We recently discovered videos HERE and HERE that described Operation Sailor Hat. This test was apparently comprised of  a series of three 500-ton conventional TNT explosions near Hawaii in mid-1965. It was designed to test the blast resistance of Navy ships in the advent of a tactical nuclear strike. This is similar to the Baker test off Bikini Atoll in 1946 that we wrote about yesterday, HERE.

Interestingly, if you use enough conventional explosives, you can create something that looks a lot like a mushroom cloud upon detonation.

Depending on how big the explosion is, you can get significant A-bomb shaped results. See some videos of large conventional TNT or dynamite explosions HERE and HERE.

Did some of the Pentagon's nuclear tests involve massive amounts of conventional explosives rather than "atoms"? Sorry to admit we're generally suspicious of the Pentagon's nuclear test films. We've yet to find a single Youtube video that looks completely legit. HERE is a skeptical video about these tests, and HERE.

Apparently, a secret animation division housed in San Fernando's Lookout Mountain, HERE, supervised the film production for the Pentagon's nuke blasts. We recently interviewed a water technologist Anders Björkman, HERE, who believes that nukes are a sham from beginning to end and has a website HERE explaining why.

Nonetheless, the plans put forward by the US military-industrial complex are ambitious and wide-scale, indeed. To keep citizens safe, a comprehensive upgrade is demanded. The upgrade involves all three nuclear "legs" –  submarines, long-range bombers and land-based missiles

The Air Force has moved the most quickly, asking its contractors to present proposals to upgrade bombers and the Minuteman 3 intercontinental ballistic missiles, or ICBMs.

The idea is to replace all 450 deployed Minuteman 3 ICBMs, beginning in 2027 for an estimated cost is $62.3 billion. The Air Force also wants a new-generation nuclear cruise missile so it can remove its AGM-86B cruise missile deployed early in the 1980s.

The Navy wants brand-new nuclear-missile submarines at a cost that will probably match or exceed anything the Air Force desires.

Daryl Kimball, executive director of the Arms Control Association, is quoted by the ABC article as saying the Pentagon's requests are financially unsustainable.

"The Air Force could save billions by refurbishing and extending the life of the existing Minuteman 3 well beyond 2030 rather than building a completely new and more deadly missile … The Air Force does not need a costly new and more capable nuclear-armed cruise missile, especially if the new long-range penetrating bomber is truly penetrating. We are seeing a return to the days of nuclear excess and overkill."

He's probably right about that. Even a trillion will be far too low for such a massive rebuild.

But based about what we can tell regarding such programs, it's about time top mainstream reporters asked some hard questions.
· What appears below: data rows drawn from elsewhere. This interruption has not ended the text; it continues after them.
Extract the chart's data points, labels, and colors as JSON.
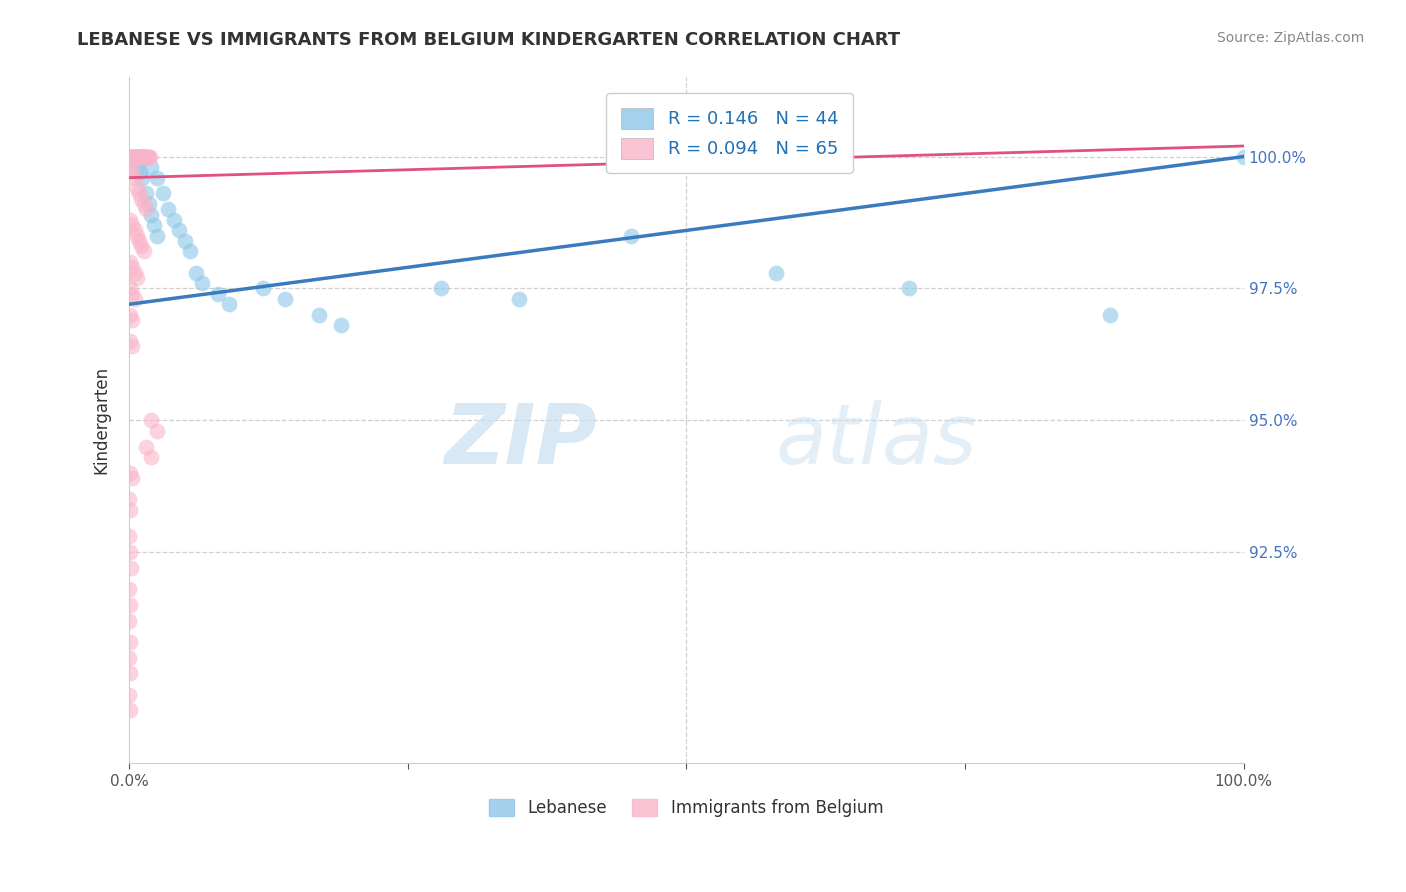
{
  "title": "LEBANESE VS IMMIGRANTS FROM BELGIUM KINDERGARTEN CORRELATION CHART",
  "source": "Source: ZipAtlas.com",
  "ylabel": "Kindergarten",
  "ylabel_right_labels": [
    "100.0%",
    "97.5%",
    "95.0%",
    "92.5%"
  ],
  "ylabel_right_values": [
    1.0,
    0.975,
    0.95,
    0.925
  ],
  "legend_blue_r": "R = ",
  "legend_blue_rval": "0.146",
  "legend_blue_n": "N = 44",
  "legend_pink_r": "R = ",
  "legend_pink_rval": "0.094",
  "legend_pink_n": "N = 65",
  "watermark_zip": "ZIP",
  "watermark_atlas": "atlas",
  "blue_color": "#8dc6e8",
  "pink_color": "#f9b4c8",
  "blue_line_color": "#3a7bbf",
  "pink_line_color": "#e05080",
  "blue_scatter": [
    [
      0.002,
      1.0
    ],
    [
      0.003,
      1.0
    ],
    [
      0.004,
      1.0
    ],
    [
      0.005,
      1.0
    ],
    [
      0.006,
      1.0
    ],
    [
      0.007,
      1.0
    ],
    [
      0.008,
      1.0
    ],
    [
      0.009,
      1.0
    ],
    [
      0.01,
      1.0
    ],
    [
      0.011,
      1.0
    ],
    [
      0.012,
      1.0
    ],
    [
      0.013,
      1.0
    ],
    [
      0.015,
      1.0
    ],
    [
      0.007,
      0.998
    ],
    [
      0.01,
      0.997
    ],
    [
      0.012,
      0.996
    ],
    [
      0.015,
      0.993
    ],
    [
      0.018,
      0.991
    ],
    [
      0.02,
      0.989
    ],
    [
      0.022,
      0.987
    ],
    [
      0.025,
      0.985
    ],
    [
      0.02,
      0.998
    ],
    [
      0.025,
      0.996
    ],
    [
      0.03,
      0.993
    ],
    [
      0.035,
      0.99
    ],
    [
      0.04,
      0.988
    ],
    [
      0.045,
      0.986
    ],
    [
      0.05,
      0.984
    ],
    [
      0.055,
      0.982
    ],
    [
      0.06,
      0.978
    ],
    [
      0.065,
      0.976
    ],
    [
      0.08,
      0.974
    ],
    [
      0.09,
      0.972
    ],
    [
      0.12,
      0.975
    ],
    [
      0.14,
      0.973
    ],
    [
      0.17,
      0.97
    ],
    [
      0.19,
      0.968
    ],
    [
      0.28,
      0.975
    ],
    [
      0.35,
      0.973
    ],
    [
      0.45,
      0.985
    ],
    [
      0.58,
      0.978
    ],
    [
      0.7,
      0.975
    ],
    [
      0.88,
      0.97
    ],
    [
      1.0,
      1.0
    ]
  ],
  "pink_scatter": [
    [
      0.0,
      1.0
    ],
    [
      0.001,
      1.0
    ],
    [
      0.002,
      1.0
    ],
    [
      0.003,
      1.0
    ],
    [
      0.004,
      1.0
    ],
    [
      0.005,
      1.0
    ],
    [
      0.006,
      1.0
    ],
    [
      0.007,
      1.0
    ],
    [
      0.008,
      1.0
    ],
    [
      0.009,
      1.0
    ],
    [
      0.01,
      1.0
    ],
    [
      0.011,
      1.0
    ],
    [
      0.012,
      1.0
    ],
    [
      0.013,
      1.0
    ],
    [
      0.014,
      1.0
    ],
    [
      0.015,
      1.0
    ],
    [
      0.016,
      1.0
    ],
    [
      0.017,
      1.0
    ],
    [
      0.018,
      1.0
    ],
    [
      0.019,
      1.0
    ],
    [
      0.001,
      0.998
    ],
    [
      0.003,
      0.997
    ],
    [
      0.005,
      0.996
    ],
    [
      0.007,
      0.994
    ],
    [
      0.009,
      0.993
    ],
    [
      0.011,
      0.992
    ],
    [
      0.013,
      0.991
    ],
    [
      0.015,
      0.99
    ],
    [
      0.001,
      0.988
    ],
    [
      0.003,
      0.987
    ],
    [
      0.005,
      0.986
    ],
    [
      0.007,
      0.985
    ],
    [
      0.009,
      0.984
    ],
    [
      0.011,
      0.983
    ],
    [
      0.013,
      0.982
    ],
    [
      0.001,
      0.98
    ],
    [
      0.003,
      0.979
    ],
    [
      0.005,
      0.978
    ],
    [
      0.007,
      0.977
    ],
    [
      0.001,
      0.975
    ],
    [
      0.003,
      0.974
    ],
    [
      0.005,
      0.973
    ],
    [
      0.001,
      0.97
    ],
    [
      0.003,
      0.969
    ],
    [
      0.001,
      0.965
    ],
    [
      0.003,
      0.964
    ],
    [
      0.02,
      0.95
    ],
    [
      0.025,
      0.948
    ],
    [
      0.015,
      0.945
    ],
    [
      0.02,
      0.943
    ],
    [
      0.001,
      0.94
    ],
    [
      0.003,
      0.939
    ],
    [
      0.0,
      0.935
    ],
    [
      0.001,
      0.933
    ],
    [
      0.0,
      0.928
    ],
    [
      0.001,
      0.925
    ],
    [
      0.002,
      0.922
    ],
    [
      0.0,
      0.918
    ],
    [
      0.001,
      0.915
    ],
    [
      0.0,
      0.912
    ],
    [
      0.001,
      0.908
    ],
    [
      0.0,
      0.905
    ],
    [
      0.001,
      0.902
    ],
    [
      0.0,
      0.898
    ],
    [
      0.001,
      0.895
    ]
  ],
  "xmin": 0.0,
  "xmax": 1.0,
  "ymin": 0.885,
  "ymax": 1.015,
  "blue_trend": [
    0.0,
    1.0,
    0.972,
    1.0
  ],
  "pink_trend": [
    0.0,
    1.0,
    0.996,
    1.002
  ]
}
They can begin with Hiroshima and the missing squadron we've identified that might have been secretly guided to Hiroshima to bomb the city, HERE.
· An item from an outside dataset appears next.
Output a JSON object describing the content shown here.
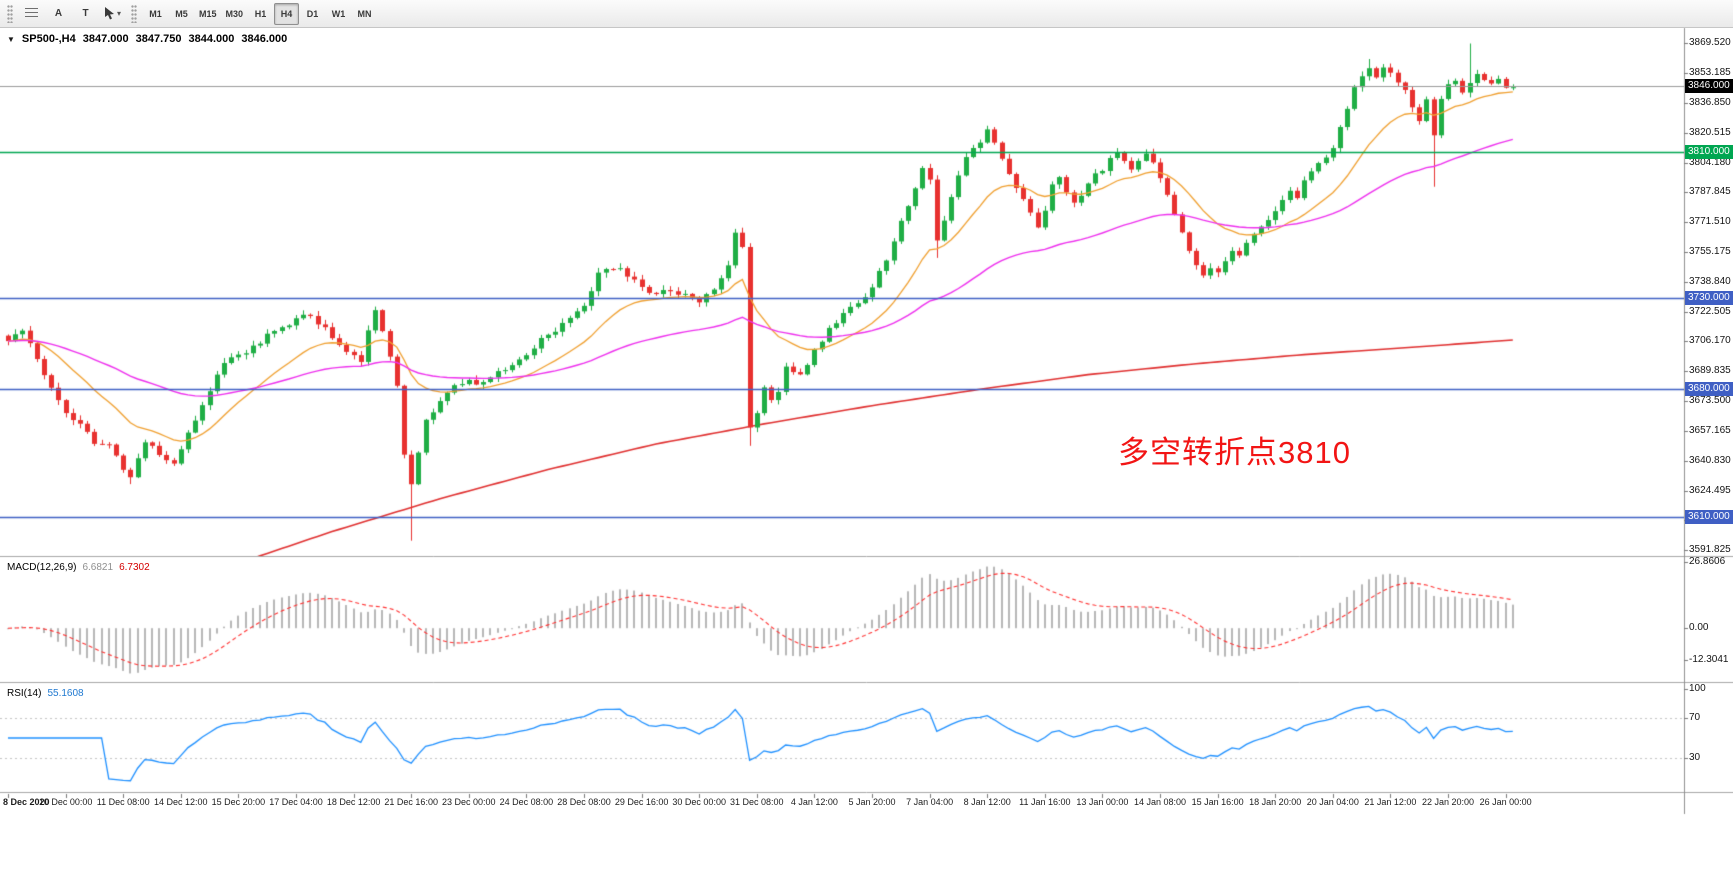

And then they can ask about Crawford Sams who ran the Atomic Bomb Casualty Commission in Japan and claimed that the Pentagon drastically exaggerated the destruction to Hiroshima and Nagasaki. (Transcript HERE.)

They should also ask about the Bikini Island tests and why some of the filming looks unconvincing (in our view). They should ask about other Pentagon nuke-tests films (see skeptics above) that seem to show elements of military fakery when it comes to A-bomb testing.

There has been surprisingly little Fourth Estate investigation into nuclear weapons. From the very beginning, the Pentagon set the rules for how its nuclear program should be covered and even who would write about it.

For years, it utilized a single reporter, William Laurence, HERE, to write up the "news" it wanted to present to the public. Eventually, Laurence was secretly put on the Pentagon's payroll.

In some sense, the situation doesn't seem much better today. The mainstream media simply seems to accept what the Pentagon tells them about nukes. This includes the way they work, their necessity and importantly, their cost.

There are "narrative" difficulties with nuclear weapons as the traditional, approved, history portrays them. Interestingly, the same difficulties seem to afflict the tale of some of NASA's incredible achievements.